Joseph ROUZEL, psychanalyste et Directeur  de Psychasoc[6] a accepté de soutenir cette aventure et d’en écrire la préface. En guise de conclusion à cette présentation, je lui laisse la parole :

«  …Les textes de cet ouvrage feront date. Nous avions jusque-là des témoignages de pratique de supervision ou analyse de la pratique.[7] Mais s’ouvre ici une petite fenêtre sur ce que ce travail produit chez des professionnels. On peut donc juger sur pièces. C’est chose suffisamment exceptionnelle pour être soulignée. Généralement l’espace de supervision est bordé et borné par une obligation de confidentialité à laquelle se soumettent autant le superviseur que les supervisés. Or ici le cercle protecteur s’ouvre sur un autre espace: l’écriture. Sans rien trahir de ce qui s’y déroule, les professionnels qui, non sans un certain courage et une certaine prise de risque, ont produit les textes qui suivent, évoquent et donnent à lire ce qui s’y est mis en jeu  pour eux. Nous sommes dans un temps second, un autre temps, une autre scène. L’espace de la supervision reste clos. Ce qui s’y déroule brille par son absence.  L’écriture, comme dans un révélateur photo, fait apparaître des reliefs étranges, des paysages inconnus; ouvre des rues et des avenues dont on ignorait l’existence… Chacun dans l’après-coup de ces bricolages de parole et d’écriture qu’entraine la supervision,  a jugé bon, tout en se coltinant au collectif, de rendre publique  sa position de sujet. Ce faisant il en endosse la responsabilité, il en répond au sens où « de notre position de sujet nous sommes toujours responsables.[1]» La prise de risque de l’écriture fait relance du désir. Peut-être comprendrons-nous alors, dans cet autre après-coup du lecteur, comment ça s’écrit, supervision… »

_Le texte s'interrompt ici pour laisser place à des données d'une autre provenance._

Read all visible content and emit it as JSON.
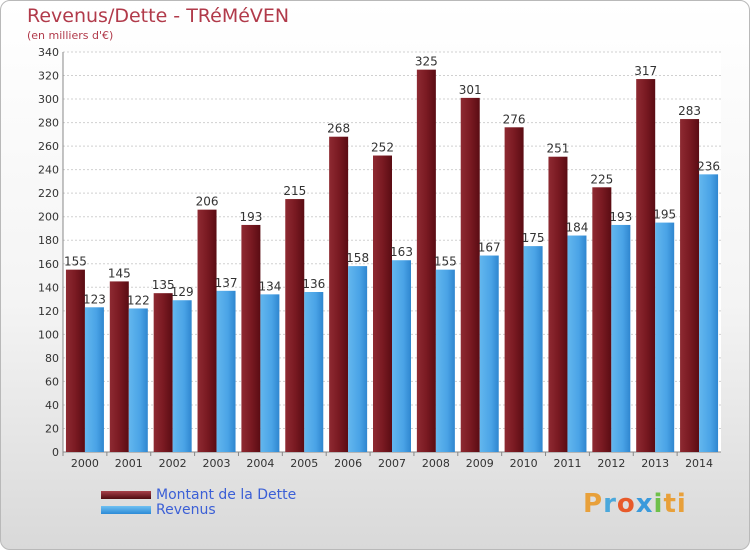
{
  "header": {
    "title": "Revenus/Dette - TRéMéVEN",
    "subtitle": "(en milliers d'€)"
  },
  "logo_text": "Proxiti",
  "colors": {
    "debt": "#7a1a22",
    "revenue": "#4aa3e6",
    "title": "#b13a4a",
    "legend_text": "#3b5fd6"
  },
  "chart_data": {
    "type": "bar",
    "title": "Revenus/Dette - TRéMéVEN",
    "subtitle": "(en milliers d'€)",
    "categories": [
      "2000",
      "2001",
      "2002",
      "2003",
      "2004",
      "2005",
      "2006",
      "2007",
      "2008",
      "2009",
      "2010",
      "2011",
      "2012",
      "2013",
      "2014"
    ],
    "series": [
      {
        "name": "Montant de la Dette",
        "values": [
          155,
          145,
          135,
          206,
          193,
          215,
          268,
          252,
          325,
          301,
          276,
          251,
          225,
          317,
          283
        ]
      },
      {
        "name": "Revenus",
        "values": [
          123,
          122,
          129,
          137,
          134,
          136,
          158,
          163,
          155,
          167,
          175,
          184,
          193,
          195,
          236
        ]
      }
    ],
    "ylim": [
      0,
      340
    ],
    "ytick_step": 20,
    "grid": true,
    "legend_position": "bottom-left"
  }
}
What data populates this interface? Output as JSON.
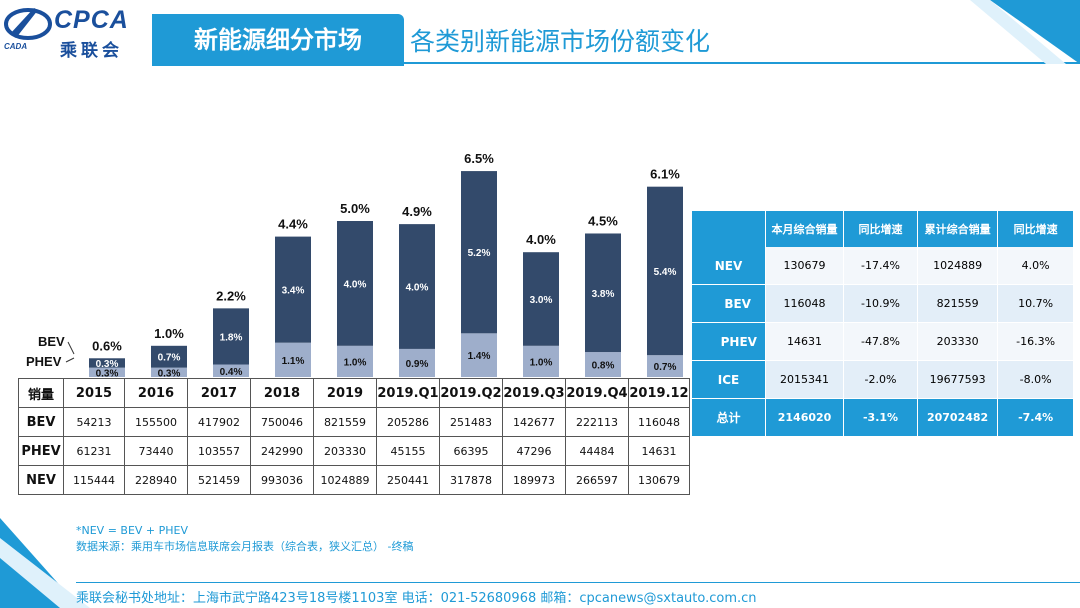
{
  "header": {
    "logo_text": "CPCA",
    "logo_subtext": "CADA",
    "logo_cn": "乘联会",
    "title": "新能源细分市场",
    "subtitle": "各类别新能源市场份额变化"
  },
  "colors": {
    "accent": "#1f9ad6",
    "bev_bar": "#334a6b",
    "phev_bar": "#9eaecb"
  },
  "chart_data": {
    "type": "bar",
    "stacked": true,
    "title": "",
    "categories": [
      "2015",
      "2016",
      "2017",
      "2018",
      "2019",
      "2019.Q1",
      "2019.Q2",
      "2019.Q3",
      "2019.Q4",
      "2019.12"
    ],
    "series": [
      {
        "name": "PHEV",
        "values": [
          0.3,
          0.3,
          0.4,
          1.1,
          1.0,
          0.9,
          1.4,
          1.0,
          0.8,
          0.7
        ],
        "labels": [
          "0.3%",
          "0.3%",
          "0.4%",
          "1.1%",
          "1.0%",
          "0.9%",
          "1.4%",
          "1.0%",
          "0.8%",
          "0.7%"
        ]
      },
      {
        "name": "BEV",
        "values": [
          0.3,
          0.7,
          1.8,
          3.4,
          4.0,
          4.0,
          5.2,
          3.0,
          3.8,
          5.4
        ],
        "labels": [
          "0.3%",
          "0.7%",
          "1.8%",
          "3.4%",
          "4.0%",
          "4.0%",
          "5.2%",
          "3.0%",
          "3.8%",
          "5.4%"
        ]
      }
    ],
    "totals": [
      0.6,
      1.0,
      2.2,
      4.4,
      5.0,
      4.9,
      6.5,
      4.0,
      4.5,
      6.1
    ],
    "total_labels": [
      "0.6%",
      "1.0%",
      "2.2%",
      "4.4%",
      "5.0%",
      "4.9%",
      "6.5%",
      "4.0%",
      "4.5%",
      "6.1%"
    ],
    "legend": [
      "BEV",
      "PHEV"
    ],
    "ylabel": "",
    "xlabel": "",
    "ylim": [
      0,
      7
    ]
  },
  "data_table": {
    "header_label": "销量",
    "columns": [
      "2015",
      "2016",
      "2017",
      "2018",
      "2019",
      "2019.Q1",
      "2019.Q2",
      "2019.Q3",
      "2019.Q4",
      "2019.12"
    ],
    "rows": [
      {
        "name": "BEV",
        "values": [
          "54213",
          "155500",
          "417902",
          "750046",
          "821559",
          "205286",
          "251483",
          "142677",
          "222113",
          "116048"
        ]
      },
      {
        "name": "PHEV",
        "values": [
          "61231",
          "73440",
          "103557",
          "242990",
          "203330",
          "45155",
          "66395",
          "47296",
          "44484",
          "14631"
        ]
      },
      {
        "name": "NEV",
        "values": [
          "115444",
          "228940",
          "521459",
          "993036",
          "1024889",
          "250441",
          "317878",
          "189973",
          "266597",
          "130679"
        ]
      }
    ]
  },
  "summary_table": {
    "headers": [
      "",
      "本月综合销量",
      "同比增速",
      "累计综合销量",
      "同比增速"
    ],
    "rows": [
      {
        "name": "NEV",
        "values": [
          "130679",
          "-17.4%",
          "1024889",
          "4.0%"
        ]
      },
      {
        "name": "BEV",
        "values": [
          "116048",
          "-10.9%",
          "821559",
          "10.7%"
        ]
      },
      {
        "name": "PHEV",
        "values": [
          "14631",
          "-47.8%",
          "203330",
          "-16.3%"
        ]
      },
      {
        "name": "ICE",
        "values": [
          "2015341",
          "-2.0%",
          "19677593",
          "-8.0%"
        ]
      },
      {
        "name": "总计",
        "values": [
          "2146020",
          "-3.1%",
          "20702482",
          "-7.4%"
        ]
      }
    ]
  },
  "notes": {
    "formula": "*NEV = BEV + PHEV",
    "source": "数据来源：乘用车市场信息联席会月报表（综合表，狭义汇总）  -终稿"
  },
  "footer": "乘联会秘书处地址：上海市武宁路423号18号楼1103室  电话：021-52680968  邮箱：cpcanews@sxtauto.com.cn"
}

Jeannine DUVAL HERAUDET, le 25 août 2017


[1] Articles publiés à ce jour à la suite de la sortie de cet ouvrage : Comprendre ce qui se joue, Revue ASH n° 2973, 2 septembre 2016 ; L’analyse de la pratique : à quoi ça sert ?, Revue VST, n° 135 – 06/07/2017
[2] DUVAL HERAUDET J., 2001, Une difficulté si ordinaire, les écouter pour qu’ils apprennent, Paris : EAP, 373 p.
[3] Jacques LACAN, Janvier 1977, Ouverture de la section clinique, Ornicar ? 9, Paris : Lyse, avril 1977
[4] Un site a été créé pour partage : www.jdheraudet.com
[5] Le terme de « holding a été repris de Dr D.W. WINNICOTT (Fragment d’une analyse, Paris : Payot, coll. Science de l’homme, 330 p.). Claude Allione évoque le holding du holding. Il prend pour exemple un tableau de Léonard de Vinci « La vierge à l’enfant avec Sainte-Anne ». (ALLIONE, C., La part du rêve dans les institutions, régulation, supervision, analyses des pratiques, Encre Marine, 2005, p.) Dans l’esquisse qui a précédé ce tableau, Léonard De Vinci a peint Anne, Marie, et Jésus qui tend les bras à un autre enfant : Jean-Baptiste. Cette esquisse me semble encore plus évocatrice de l’accompagnement éducatif qui vise à aider l’autre à s’inscrire dans le lien social).
[6] Institut européen Psychanalyse et travail Social
[7] A titre d’exemple : Claude Allione, La part du rêve dans les institutions: Régulation, supervision, analyse des pratiques, Les Belles Lettres, 2011; Joseph Rouzel, La supervision d’équipes en travail social, Dunod, 2007;  Claudine Blanchard-Laville et Dominique Fablet (sous la dir.), L’analyse des pratiques professionnelles, L’Harmattan, 2006.
[8] Jacques Lacan, « La science et la vérité », in Ecrits, Seuil, 1966.